🤖 AI Summary
This study addresses key challenges in modeling how visual content elicits pleasure through cognitive appraisal—namely, label noise, semantic ambiguity, data scarcity, and model opacity. To bridge the semantic gap between general "positive emotion" and the specific affective state of "pleasure," this work proposes the first interpretable pleasure prediction model grounded in cognitive appraisal theory within a multimodal affective computing framework. The approach integrates Transformers with attention mechanisms to extract fine-grained multimodal features and incorporates fuzzy logic to explicitly model cognitive appraisal variables. Evaluated on a video-based pleasure induction task, the model achieves a peak accuracy of 0.6624, demonstrating significant improvements in both predictive performance and interpretability compared to existing methods.
📝 Abstract
Multimodal affective computing analyzes user-generated social media content to predict emotional states. However, a critical gap remains in understanding how visual content shapes cognitive interpretations and elicits specific affective experiences such as pleasure. This study introduces a novel computational model to infer video-induced pleasure via cognitive appraisal variables.
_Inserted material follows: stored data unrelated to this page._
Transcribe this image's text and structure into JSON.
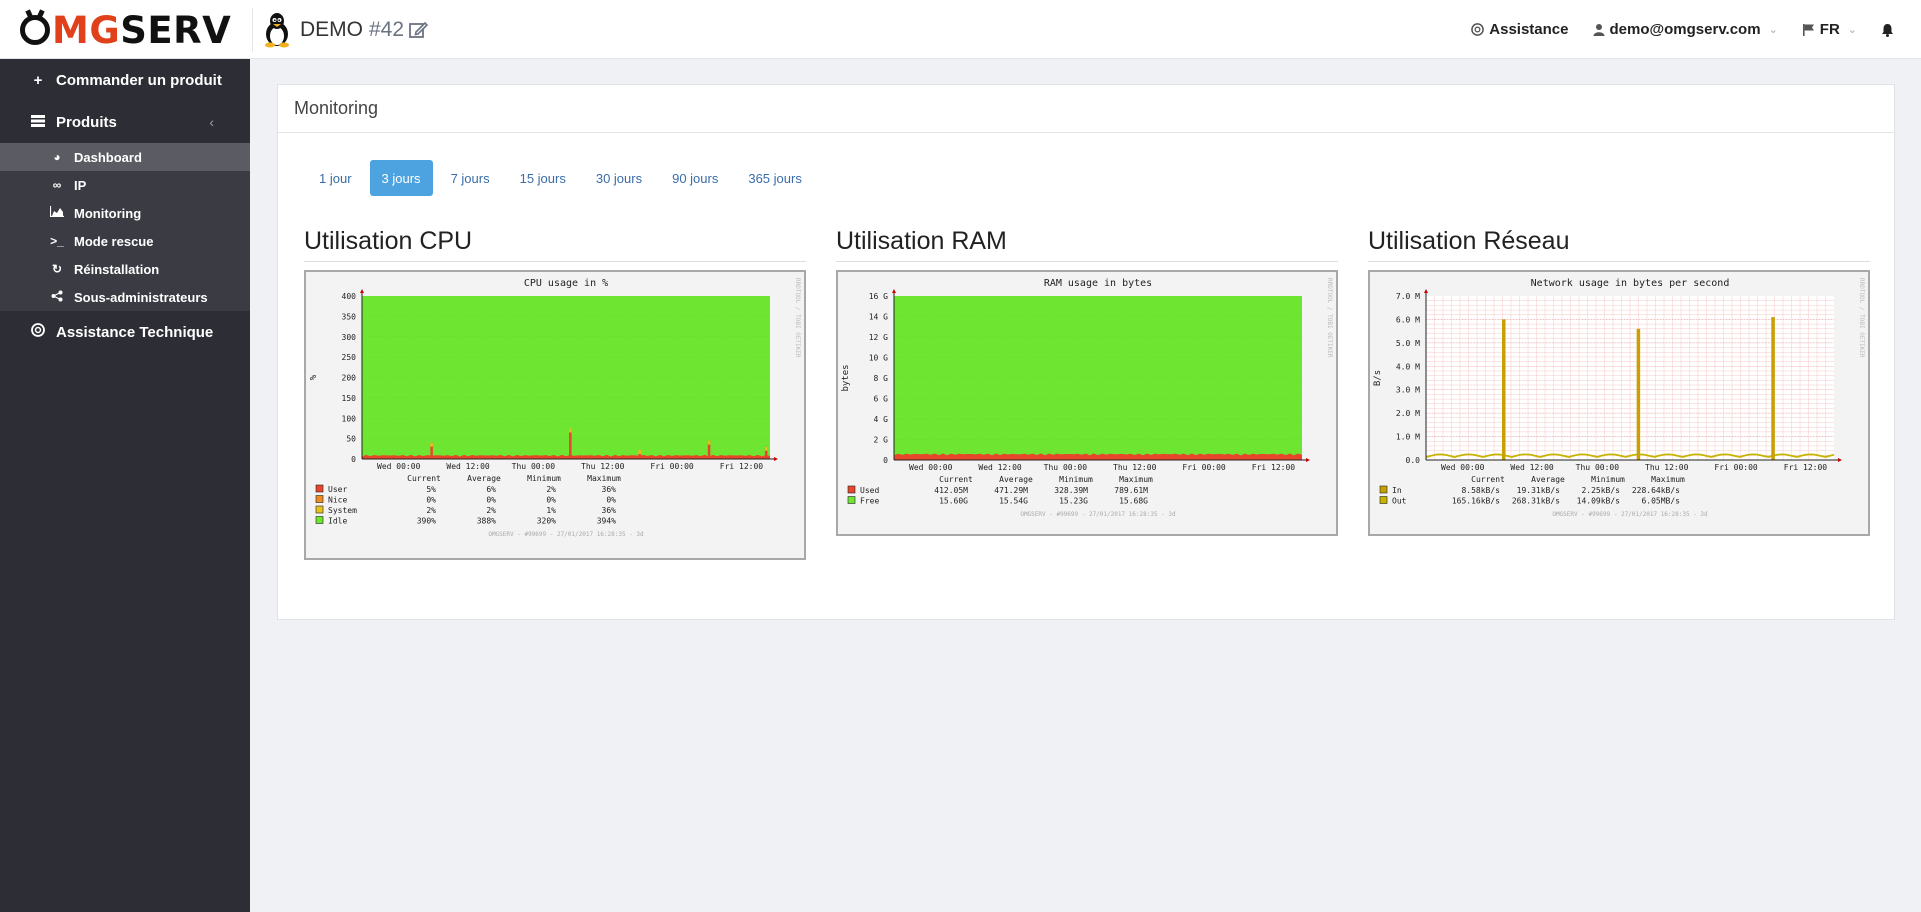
{
  "brand": {
    "o": "O",
    "mg": "MG",
    "serv": "SERV"
  },
  "server": {
    "name": "DEMO",
    "number": "#42"
  },
  "topnav": {
    "assistance": "Assistance",
    "email": "demo@omgserv.com",
    "lang": "FR"
  },
  "sidebar": {
    "order": "Commander un produit",
    "products": "Produits",
    "sub": [
      {
        "label": "Dashboard",
        "icon": "dashboard-icon"
      },
      {
        "label": "IP",
        "icon": "link-icon"
      },
      {
        "label": "Monitoring",
        "icon": "area-chart-icon"
      },
      {
        "label": "Mode rescue",
        "icon": "terminal-icon"
      },
      {
        "label": "Réinstallation",
        "icon": "refresh-icon"
      },
      {
        "label": "Sous-administrateurs",
        "icon": "share-icon"
      }
    ],
    "support": "Assistance Technique"
  },
  "panel": {
    "title": "Monitoring"
  },
  "tabs": [
    "1 jour",
    "3 jours",
    "7 jours",
    "15 jours",
    "30 jours",
    "90 jours",
    "365 jours"
  ],
  "active_tab": "3 jours",
  "graphs": {
    "cpu": {
      "heading": "Utilisation CPU"
    },
    "ram": {
      "heading": "Utilisation RAM"
    },
    "net": {
      "heading": "Utilisation Réseau"
    }
  },
  "chart_data": [
    {
      "type": "area",
      "title": "CPU usage in %",
      "ylabel": "%",
      "ylim": [
        0,
        400
      ],
      "yticks": [
        "400",
        "350",
        "300",
        "250",
        "200",
        "150",
        "100",
        "50",
        "0"
      ],
      "x": [
        "Wed 00:00",
        "Wed 12:00",
        "Thu 00:00",
        "Thu 12:00",
        "Fri 00:00",
        "Fri 12:00"
      ],
      "series": [
        {
          "name": "User"
        },
        {
          "name": "Nice"
        },
        {
          "name": "System"
        },
        {
          "name": "Idle"
        }
      ],
      "spikes": [
        {
          "x": 0.17,
          "v": 40
        },
        {
          "x": 0.51,
          "v": 75
        },
        {
          "x": 0.68,
          "v": 22
        },
        {
          "x": 0.85,
          "v": 45
        },
        {
          "x": 0.99,
          "v": 30
        }
      ],
      "legend_head": [
        "Current",
        "Average",
        "Minimum",
        "Maximum"
      ],
      "legend_rows": [
        [
          "User",
          "5%",
          "6%",
          "2%",
          "36%"
        ],
        [
          "Nice",
          "0%",
          "0%",
          "0%",
          "0%"
        ],
        [
          "System",
          "2%",
          "2%",
          "1%",
          "36%"
        ],
        [
          "Idle",
          "390%",
          "388%",
          "320%",
          "394%"
        ]
      ],
      "colors": [
        "#e8462a",
        "#f08a22",
        "#e8c21c",
        "#6ee530"
      ],
      "footer": "OMGSERV - #99699 - 27/01/2017 16:28:35 - 3d",
      "side_text": "RRDTOOL / TOBI OETIKER"
    },
    {
      "type": "area",
      "title": "RAM usage in bytes",
      "ylabel": "bytes",
      "ylim": [
        0,
        16
      ],
      "yticks": [
        "16 G",
        "14 G",
        "12 G",
        "10 G",
        "8 G",
        "6 G",
        "4 G",
        "2 G",
        "0"
      ],
      "x": [
        "Wed 00:00",
        "Wed 12:00",
        "Thu 00:00",
        "Thu 12:00",
        "Fri 00:00",
        "Fri 12:00"
      ],
      "series": [
        {
          "name": "Used"
        },
        {
          "name": "Free"
        }
      ],
      "legend_head": [
        "Current",
        "Average",
        "Minimum",
        "Maximum"
      ],
      "legend_rows": [
        [
          "Used",
          "412.05M",
          "471.29M",
          "328.39M",
          "789.61M"
        ],
        [
          "Free",
          "15.60G",
          "15.54G",
          "15.23G",
          "15.68G"
        ]
      ],
      "colors": [
        "#e8462a",
        "#6ee530"
      ],
      "footer": "OMGSERV - #99699 - 27/01/2017 16:28:35 - 3d",
      "side_text": "RRDTOOL / TOBI OETIKER"
    },
    {
      "type": "line",
      "title": "Network usage in bytes per second",
      "ylabel": "B/s",
      "ylim": [
        0,
        7
      ],
      "yticks": [
        "7.0 M",
        "6.0 M",
        "5.0 M",
        "4.0 M",
        "3.0 M",
        "2.0 M",
        "1.0 M",
        "0.0"
      ],
      "x": [
        "Wed 00:00",
        "Wed 12:00",
        "Thu 00:00",
        "Thu 12:00",
        "Fri 00:00",
        "Fri 12:00"
      ],
      "series": [
        {
          "name": "In"
        },
        {
          "name": "Out"
        }
      ],
      "spikes": [
        {
          "x": 0.19,
          "v": 6.0
        },
        {
          "x": 0.52,
          "v": 5.6
        },
        {
          "x": 0.85,
          "v": 6.1
        }
      ],
      "legend_head": [
        "Current",
        "Average",
        "Minimum",
        "Maximum"
      ],
      "legend_rows": [
        [
          "In",
          "8.58kB/s",
          "19.31kB/s",
          "2.25kB/s",
          "228.64kB/s"
        ],
        [
          "Out",
          "165.16kB/s",
          "268.31kB/s",
          "14.09kB/s",
          "6.05MB/s"
        ]
      ],
      "colors": [
        "#c8a000",
        "#c8b400"
      ],
      "footer": "OMGSERV - #99699 - 27/01/2017 16:28:35 - 3d",
      "side_text": "RRDTOOL / TOBI OETIKER"
    }
  ]
}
The proposed model addresses four challenges: (1) noisy and inconsistent human labels, (2) the semantic gap between "positive emotions" and "pleasure," (3) the scarcity of pleasure-specific datasets, and (4) the limited interpretability of existing black-box fusion methods. Our approach integrates data-driven and cognitive theory-driven methods, using cognitive appraisal theory and a fuzzy model within an innovative framework. The model employs transformer-based architectures and attention mechanisms for fine-grained multimodal feature extraction and interpretable fusion to capture both inter- and intra-modal dynamics associated with pleasure. This enables the prediction of underlying appraisal variables, thereby bridging the semantic gap and enhancing model explainability beyond conventional statistical associations. Experimental results validate the efficacy of the proposed method in detecting video-induced pleasure, achieving a peak accuracy of 0.6624 in predicting pleasure levels. These findings highlight promising implications for affective content recommendation, intelligent media creation, and advancing our understanding of how digital media influences human emotions.